If you’re a social media guru you’ll have noticed that Facebook ads manager has a fresh new look with some cool new features which are gradually being rolled out.
It looks like the game is changing with Facebook taking a note from Google Adwords, by wanting to improve user’s experience with ads, penalising users for using clickbait ads or having a poor landing page experience. So here are thoughts on how to keep your ROI solid.
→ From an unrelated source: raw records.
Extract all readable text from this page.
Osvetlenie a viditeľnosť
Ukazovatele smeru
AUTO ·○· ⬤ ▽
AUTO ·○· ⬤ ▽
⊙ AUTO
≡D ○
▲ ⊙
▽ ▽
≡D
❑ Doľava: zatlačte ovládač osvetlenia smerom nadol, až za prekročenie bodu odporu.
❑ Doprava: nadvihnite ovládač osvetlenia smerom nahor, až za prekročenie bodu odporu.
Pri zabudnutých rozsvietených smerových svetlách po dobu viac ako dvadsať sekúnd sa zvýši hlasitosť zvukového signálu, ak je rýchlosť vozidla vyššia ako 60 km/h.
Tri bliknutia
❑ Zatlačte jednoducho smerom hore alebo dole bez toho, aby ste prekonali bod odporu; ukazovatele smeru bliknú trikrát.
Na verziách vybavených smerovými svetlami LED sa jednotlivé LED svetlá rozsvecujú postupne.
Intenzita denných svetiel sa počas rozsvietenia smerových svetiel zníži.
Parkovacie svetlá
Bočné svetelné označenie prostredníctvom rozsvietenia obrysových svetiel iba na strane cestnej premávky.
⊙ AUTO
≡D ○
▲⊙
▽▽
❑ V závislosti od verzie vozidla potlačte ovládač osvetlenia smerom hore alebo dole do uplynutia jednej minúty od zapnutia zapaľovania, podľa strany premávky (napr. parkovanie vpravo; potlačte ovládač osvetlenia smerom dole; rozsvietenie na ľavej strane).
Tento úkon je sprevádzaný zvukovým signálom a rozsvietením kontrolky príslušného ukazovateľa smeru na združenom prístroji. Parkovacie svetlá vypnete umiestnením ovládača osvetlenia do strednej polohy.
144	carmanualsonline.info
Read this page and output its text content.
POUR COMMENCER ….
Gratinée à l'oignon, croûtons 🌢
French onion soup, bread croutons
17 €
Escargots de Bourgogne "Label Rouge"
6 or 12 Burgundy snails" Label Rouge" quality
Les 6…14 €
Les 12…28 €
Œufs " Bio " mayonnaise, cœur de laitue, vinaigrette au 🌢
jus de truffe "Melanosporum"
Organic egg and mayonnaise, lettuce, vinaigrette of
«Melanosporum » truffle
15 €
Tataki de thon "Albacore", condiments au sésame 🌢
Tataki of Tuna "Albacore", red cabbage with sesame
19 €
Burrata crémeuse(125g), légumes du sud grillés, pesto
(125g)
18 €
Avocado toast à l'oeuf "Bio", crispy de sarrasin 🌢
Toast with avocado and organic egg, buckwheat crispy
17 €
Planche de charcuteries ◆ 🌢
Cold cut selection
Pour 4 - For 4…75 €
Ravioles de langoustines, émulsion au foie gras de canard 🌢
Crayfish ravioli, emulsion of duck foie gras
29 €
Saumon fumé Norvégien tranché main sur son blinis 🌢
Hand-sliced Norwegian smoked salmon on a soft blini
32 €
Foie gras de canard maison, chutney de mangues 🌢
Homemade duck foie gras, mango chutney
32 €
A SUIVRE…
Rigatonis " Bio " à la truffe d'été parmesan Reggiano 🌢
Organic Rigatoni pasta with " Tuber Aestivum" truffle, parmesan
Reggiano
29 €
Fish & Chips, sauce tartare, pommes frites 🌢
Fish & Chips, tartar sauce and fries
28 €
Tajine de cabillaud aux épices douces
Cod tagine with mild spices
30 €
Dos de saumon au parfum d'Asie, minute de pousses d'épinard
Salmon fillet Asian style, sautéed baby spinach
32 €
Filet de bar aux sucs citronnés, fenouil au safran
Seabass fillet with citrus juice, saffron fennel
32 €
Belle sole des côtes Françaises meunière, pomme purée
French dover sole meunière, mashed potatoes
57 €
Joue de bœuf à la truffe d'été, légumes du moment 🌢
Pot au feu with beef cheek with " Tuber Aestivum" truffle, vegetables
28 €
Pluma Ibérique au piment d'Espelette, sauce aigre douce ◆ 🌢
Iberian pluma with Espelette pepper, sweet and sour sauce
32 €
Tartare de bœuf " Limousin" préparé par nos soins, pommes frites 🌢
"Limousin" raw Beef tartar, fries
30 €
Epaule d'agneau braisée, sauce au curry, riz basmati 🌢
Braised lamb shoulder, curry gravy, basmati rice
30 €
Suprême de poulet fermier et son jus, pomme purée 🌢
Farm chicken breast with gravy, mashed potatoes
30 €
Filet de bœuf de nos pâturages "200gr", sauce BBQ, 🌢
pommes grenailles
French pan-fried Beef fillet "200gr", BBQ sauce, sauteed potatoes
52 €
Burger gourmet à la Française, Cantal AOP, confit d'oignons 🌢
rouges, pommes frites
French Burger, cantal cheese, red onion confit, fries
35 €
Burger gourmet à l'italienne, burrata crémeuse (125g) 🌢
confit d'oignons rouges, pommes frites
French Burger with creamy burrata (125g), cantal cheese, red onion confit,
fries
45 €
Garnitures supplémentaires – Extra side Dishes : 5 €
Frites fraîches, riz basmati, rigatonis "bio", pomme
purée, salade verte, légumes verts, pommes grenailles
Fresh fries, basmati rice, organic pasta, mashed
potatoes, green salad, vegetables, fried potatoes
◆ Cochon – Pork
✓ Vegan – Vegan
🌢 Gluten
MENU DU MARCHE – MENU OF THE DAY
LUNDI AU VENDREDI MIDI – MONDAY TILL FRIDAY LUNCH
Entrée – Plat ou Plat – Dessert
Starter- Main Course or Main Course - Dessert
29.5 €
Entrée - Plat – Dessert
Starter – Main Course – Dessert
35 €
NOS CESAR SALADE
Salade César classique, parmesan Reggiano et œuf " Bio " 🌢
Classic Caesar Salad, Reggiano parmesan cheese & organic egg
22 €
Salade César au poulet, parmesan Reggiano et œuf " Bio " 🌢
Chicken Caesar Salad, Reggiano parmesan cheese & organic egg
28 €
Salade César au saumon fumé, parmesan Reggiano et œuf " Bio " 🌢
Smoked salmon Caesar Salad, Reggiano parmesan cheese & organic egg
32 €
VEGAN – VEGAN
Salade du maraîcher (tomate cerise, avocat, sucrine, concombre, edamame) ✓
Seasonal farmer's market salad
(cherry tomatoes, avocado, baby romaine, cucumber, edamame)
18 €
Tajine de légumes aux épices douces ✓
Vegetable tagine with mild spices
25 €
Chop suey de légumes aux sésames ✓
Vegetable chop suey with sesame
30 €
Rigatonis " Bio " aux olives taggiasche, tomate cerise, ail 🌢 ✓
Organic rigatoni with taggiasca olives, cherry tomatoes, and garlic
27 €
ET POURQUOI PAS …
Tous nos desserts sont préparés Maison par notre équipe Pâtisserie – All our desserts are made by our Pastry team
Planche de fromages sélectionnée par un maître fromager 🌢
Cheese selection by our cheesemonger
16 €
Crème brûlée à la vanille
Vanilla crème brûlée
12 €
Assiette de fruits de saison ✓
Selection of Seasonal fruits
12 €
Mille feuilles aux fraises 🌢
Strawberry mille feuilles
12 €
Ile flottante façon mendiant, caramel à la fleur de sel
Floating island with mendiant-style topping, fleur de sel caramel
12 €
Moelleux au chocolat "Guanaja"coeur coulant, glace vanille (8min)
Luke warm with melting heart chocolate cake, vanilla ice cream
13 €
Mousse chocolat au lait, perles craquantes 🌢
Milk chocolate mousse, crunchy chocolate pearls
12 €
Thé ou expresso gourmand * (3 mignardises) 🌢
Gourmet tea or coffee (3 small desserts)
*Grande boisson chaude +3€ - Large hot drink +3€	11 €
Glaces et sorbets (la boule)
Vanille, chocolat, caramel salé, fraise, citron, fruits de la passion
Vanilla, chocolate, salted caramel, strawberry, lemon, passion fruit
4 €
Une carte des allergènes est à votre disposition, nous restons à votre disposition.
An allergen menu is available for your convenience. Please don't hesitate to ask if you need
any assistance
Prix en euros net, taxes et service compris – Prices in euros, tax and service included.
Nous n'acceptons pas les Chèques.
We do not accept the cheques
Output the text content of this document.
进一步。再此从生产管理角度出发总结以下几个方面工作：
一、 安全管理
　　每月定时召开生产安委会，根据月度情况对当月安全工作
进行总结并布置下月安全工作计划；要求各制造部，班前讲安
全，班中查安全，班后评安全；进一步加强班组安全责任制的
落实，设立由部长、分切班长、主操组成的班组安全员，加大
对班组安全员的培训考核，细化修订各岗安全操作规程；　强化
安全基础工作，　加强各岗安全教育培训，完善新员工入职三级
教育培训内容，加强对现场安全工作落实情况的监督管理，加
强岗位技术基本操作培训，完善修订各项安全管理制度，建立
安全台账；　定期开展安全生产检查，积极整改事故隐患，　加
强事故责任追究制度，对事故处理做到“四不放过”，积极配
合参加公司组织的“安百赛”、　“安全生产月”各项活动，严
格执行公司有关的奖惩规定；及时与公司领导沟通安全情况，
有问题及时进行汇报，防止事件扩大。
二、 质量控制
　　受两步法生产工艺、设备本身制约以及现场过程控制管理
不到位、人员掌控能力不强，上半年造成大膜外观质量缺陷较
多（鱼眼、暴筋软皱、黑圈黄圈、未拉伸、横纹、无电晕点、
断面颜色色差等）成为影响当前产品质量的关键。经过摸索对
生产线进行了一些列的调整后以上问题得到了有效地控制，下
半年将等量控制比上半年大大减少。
Relevance Score Is No More ☠️
The 1-10 relevance system is gradually being replaced with quality, engagement and conversion ranking metrics which all follow five different rankings once you have reached over 500 impressions on your ads. The rankings are:
- Below average 35%
- Below average 20%
- Below average 10%
Quality rankings are crucial when trying to understand if your audience finds your ads appealing or if they find them excruciatingly annoying. Your quality ranking will be based highly on the imagery you use, the quality of your ad copy and your landing page experience. If users are constantly hiding your ads, or lack interactions and clicks, then you should look to improve your assets, or add some flair to your ad copy in order to increase your quality ranking.
Engagement Rate Ranking
This ranking is important to keep an eye on as it judges how effective your engagement is compared to other competing ads. If your customers are liking, sharing and commenting on your posts then you can expect to see a higher engagement rate ranking. If you’re struggling to improve your engagement rate ranking, try using videos for a more immersive interaction with your customers or be more creative with your ad copy by asking questions to your audience such as, “Want to drive more ROI from your Facebook ads?”. Emojis in headlines are also likely to increase your CTR’s by up to 241%, as tested by Hootsuite’s Adespresso.
It’s important to note that engagement rate ranking isn’t available for the following optimisation goals: ad recall lift, impressions, reach, custom conversions or value.
Conversion Rate Ranking
Your conversion rate ranking looks at how your ads are expected to convert compared to how other competing ads have been converting. This metric is especially important if your business is e-commerce as it can evaluate if you could be seeing a higher conversion rate than what your ads are currently working at. In order to increase your conversion rate ranking, ensure that your ads have a clear CTA that matches the end result for the user. Additionally, ensuring your targeting is refined and that you have built up the correct user persona will improve your conversion rate ranking.
It’s worth noting that depending what industry your products are competing in, you may see naturally lower conversion rates and therefore if your ads are performing at a healthy ROI you may not need to worry too much if your conversion rate ranking isn’t above average. The conversion rate ranking isn’t available for the following optimisation goals: ad recall lift, impressions, reach, custom conversions or value.
If you’re constantly clicking through campaign, ad set and ad level like we are you’ll be happy to know you can now view all of these under one tab. At campaign level there is now a drop down button you can click which will bring up all of your ad sets and ads, showing you which are currently active and how they are performing, a handy tool for a general overview of your campaigns.
Cost Cap Bidding Strategy
Looking to reduce your cost per conversion? Cost cap bidding strategy may be ideal for you. Taking effect in the learning phase, cost caps work on your historical data and test variations of cost to find what can be considered your optimum cost per conversion is. This can be helpful as you’ll never have to spend more than the optimum amount for your conversions unless you widen your targeting. However, to increase cost capping’s effectiveness it is suggested to test your actual ad spend in the learning phase for the best results
If you’ve just created an ad account and wish to use cost caping, we would suggest running your campaigns on the lowest bid strategy to build up cost effective data, and then switch to cost cap bidding once you have some good data for Facebook’s algorithms to work from. When Facebook feels it has ‘exhausted’ your cost control the rate of delivery will slow down. From this, there may be more conversions available but at a higher cost.
Now get out there and start reaping the rewards from your newfound paid social expertise!